A Johannesburg lesbian couple have been humiliated after they were refused their right to get married at a Home Affairs office.
Three weeks ago, Corrie van den Berg and her partner Patrys Koen went to the Department of Home Affairs in Alberton to make an appointment to tie the knot.
But what should have been an exciting and happy experience turned out to be a disappointing and demeaning one.
“We were asked to fill out a form to make the appointment. We then were told to take it to a man who said for us to sit down, and he looked at the form,” van den Berg told Mambaonline.
“He didn’t introduce himself, and then he just said ‘we don’t do same-sex marriages here.'”
According to van den Berg, he instead referred the couple to the Edenvale office.
“He didn’t even explain why they don’t do it there.” Embarrassed, the couple “just got up and left.” Van den Berg said that they were extremely hurt and angry.
“Why must we travel elsewhere to get married?” she asked. “You plan the day and set aside the time. And you walk in there and you get disappointed. I mean we are still the rainbow nation. Everybody can get married, whether you are gay or straight. We have the same rights as everybody.”
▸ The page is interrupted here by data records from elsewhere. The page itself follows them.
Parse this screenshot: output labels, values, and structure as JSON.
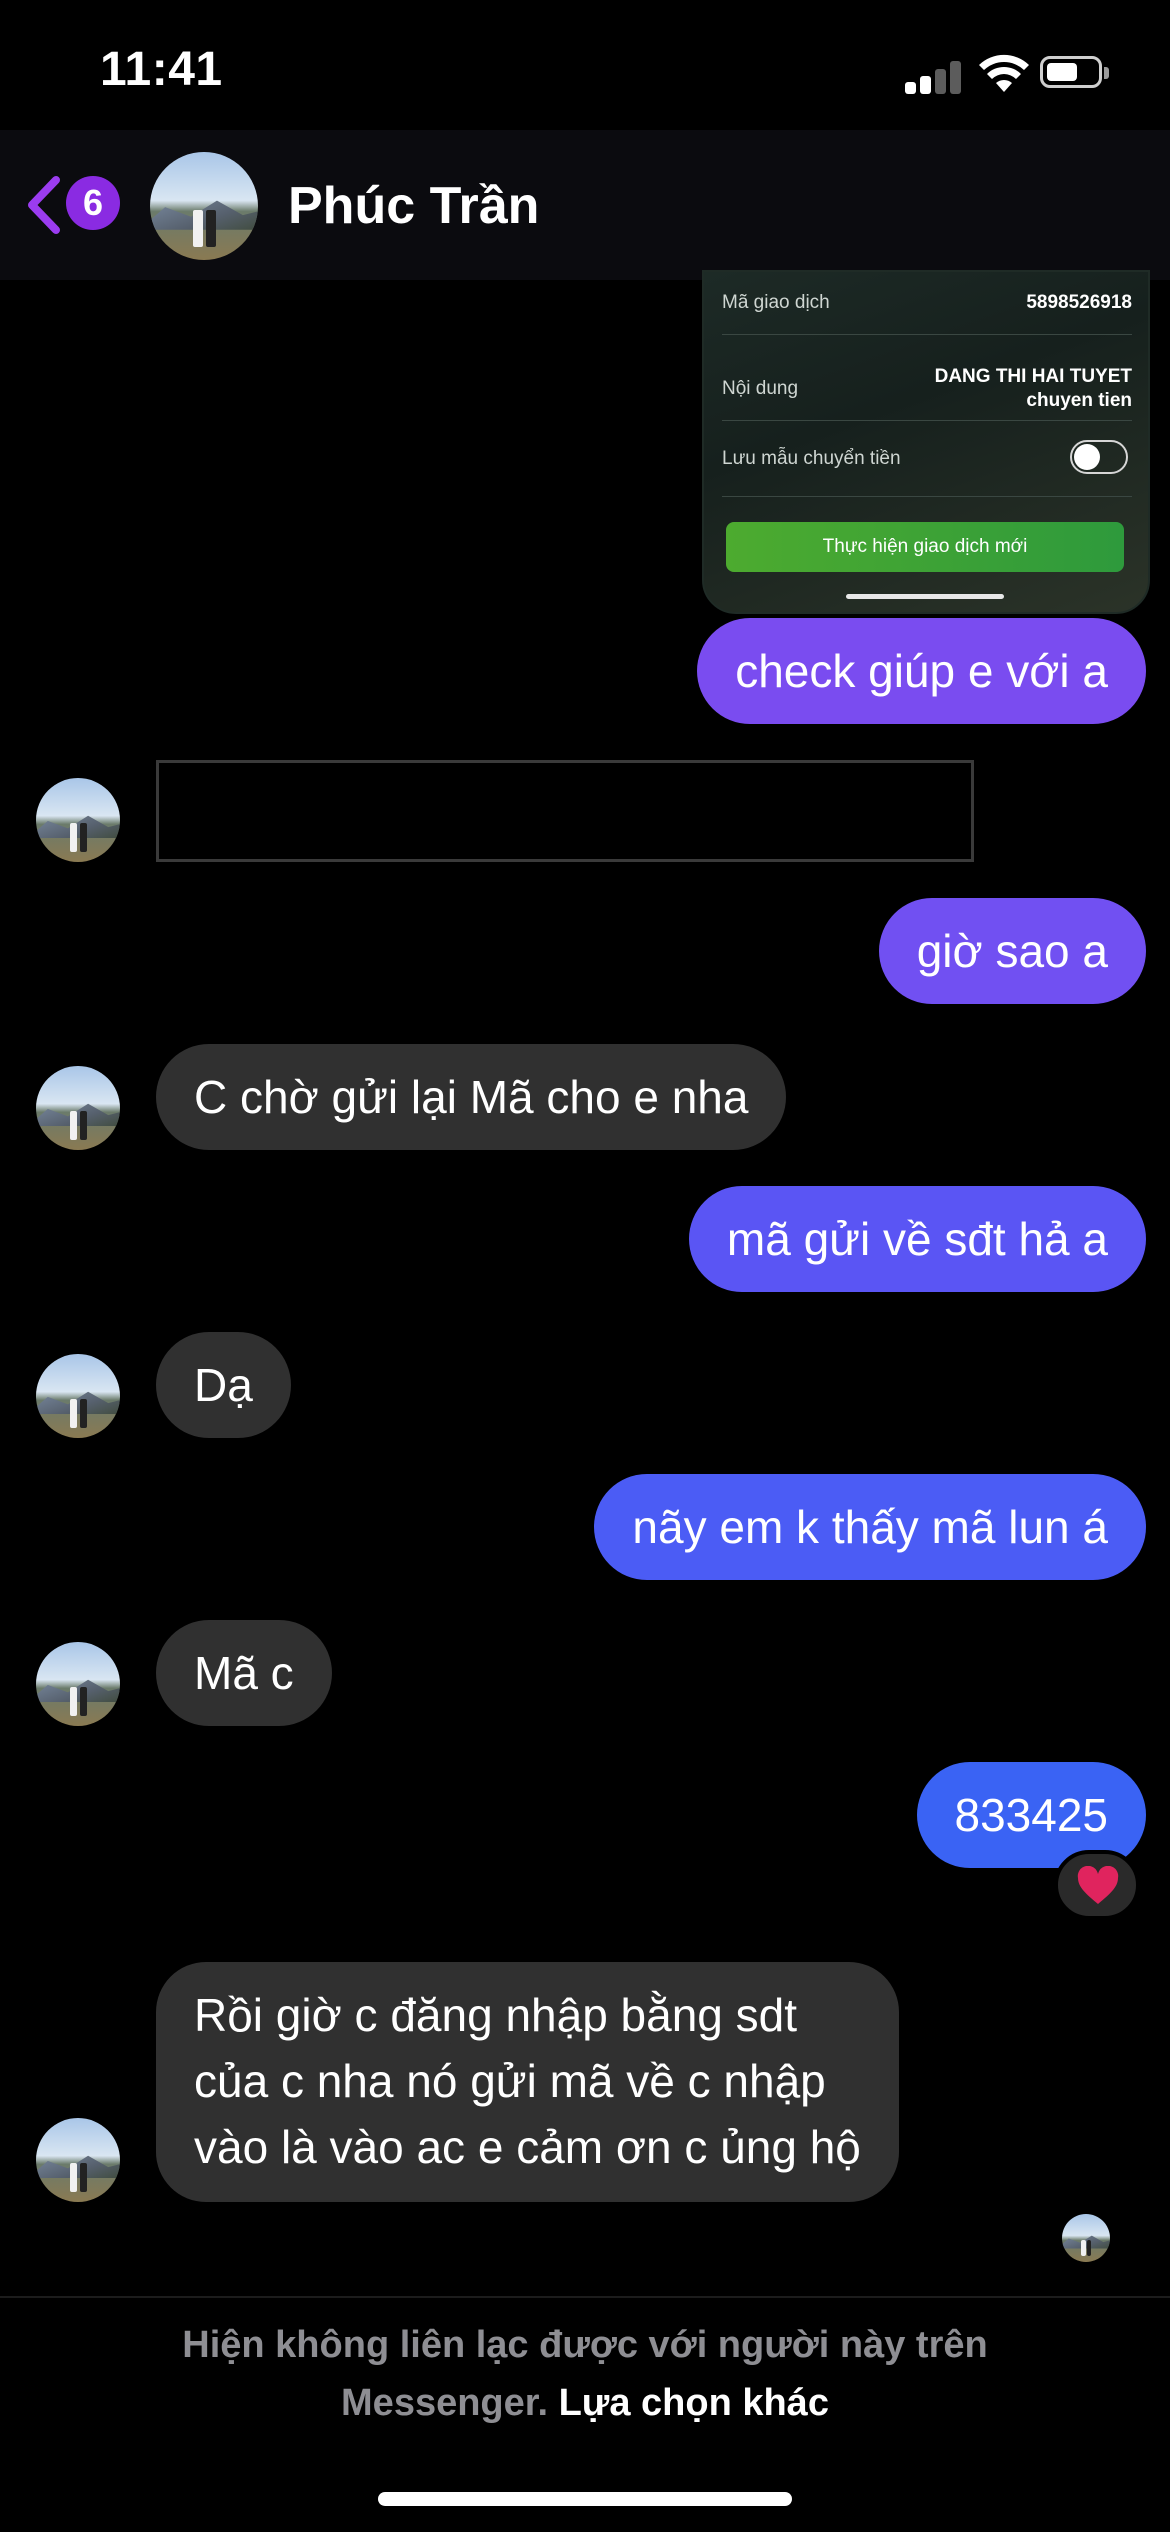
{
  "status_bar": {
    "time": "11:41"
  },
  "header": {
    "back_badge": "6",
    "contact_name": "Phúc Trần"
  },
  "receipt": {
    "rows": [
      {
        "label": "Mã giao dịch",
        "value": "5898526918"
      },
      {
        "label": "Nội dung",
        "value_line1": "DANG THI HAI TUYET",
        "value_line2": "chuyen tien"
      }
    ],
    "save_template_label": "Lưu mẫu chuyển tiền",
    "new_transaction_button": "Thực hiện giao dịch mới"
  },
  "messages": [
    {
      "from": "me",
      "text": "check giúp e với a",
      "color": "#7a4cf0"
    },
    {
      "from": "them",
      "text": ""
    },
    {
      "from": "me",
      "text": "giờ sao a",
      "color": "#7150f2"
    },
    {
      "from": "them",
      "text": "C chờ gửi lại Mã cho e nha"
    },
    {
      "from": "me",
      "text": "mã gửi về sđt hả a",
      "color": "#5a55f4"
    },
    {
      "from": "them",
      "text": "Dạ"
    },
    {
      "from": "me",
      "text": "nãy em k thấy mã lun á",
      "color": "#4b5cf5"
    },
    {
      "from": "them",
      "text": "Mã c"
    },
    {
      "from": "me",
      "text": "833425",
      "color": "#3a63f4",
      "reaction": "heart"
    },
    {
      "from": "them",
      "lines": [
        "Rồi giờ c đăng nhập bằng sdt",
        "của c nha nó gửi mã về c nhập",
        "vào là vào ac e cảm ơn c ủng hộ"
      ]
    }
  ],
  "footer": {
    "notice_line1": "Hiện không liên lạc được với người này trên",
    "notice_line2_prefix": "Messenger.",
    "notice_link": "Lựa chọn khác"
  },
  "icons": {
    "back": "chevron-left-icon",
    "signal": "cellular-signal-icon",
    "wifi": "wifi-icon",
    "battery": "battery-icon",
    "reaction": "heart-icon"
  },
  "colors": {
    "background": "#000000",
    "incoming_bubble": "#303030",
    "accent_purple": "#8a2be2",
    "reaction_heart": "#e0245e"
  }
}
Mambaonline spoke to Home Affairs Gauteng Provincial Manager Albert Matsaung who expressed his surprise at the incident.
“Our offices conduct marriages of all kinds, and people must be treated without discrimination,” he insisted.
He asked for details of the homophobic snub, including the name of the official who turned the couple away, and promised to investigate further.
“If this is is true, that official did not do his job and we can act against that official,” Matsaung said.
Johan Meyer, Health Manager at OUT in Pretoria said that not only were the couple faced with blatant discrimination but they were also forced to deal with “feelings of rejection and of not being regarded as equal human beings, as if they are not good enough to enjoy the same rights and privileges as their heterosexual counterparts.”
He added that “LGBTI people face these kinds of feelings on a daily basis. It is yet another example of the gap between a very progressive Constitution and legislation, and the attitudes of a country’s citizens on the ground.”
This is not the first such incident in South Africa, which legalised same-sex marriage in 2006. There have been previous reports that officials at some Home Affairs offices have taken it upon themselves to reject gay couples.
In June last year, the Department of Home Affairs in Port Elizabeth refused to marry a gay couple; at least the third time it had done so in as many years.
Following intervention by the DA’s Shadow Minister of Home Affairs, Manny De Freitas, in Parliament and the Home Affairs Eastern Cape Provincial Manager, the office reportedly began offering marriage license services to same-sex couples.
Under the Civil Union Act, a marriage officer must inform the Minister “in writing” that “he or she objects on the ground of conscience, religion and belief to solemnising a civil union between persons of the same sex” in order to be exempt from doing so.
However, each office of Home Affairs must have at least one Civil Union Act marriage officer available to marry same-sex couples.
Van den berg and Koen will marry this Saturday at a church in Boksburg that performs gay marriages.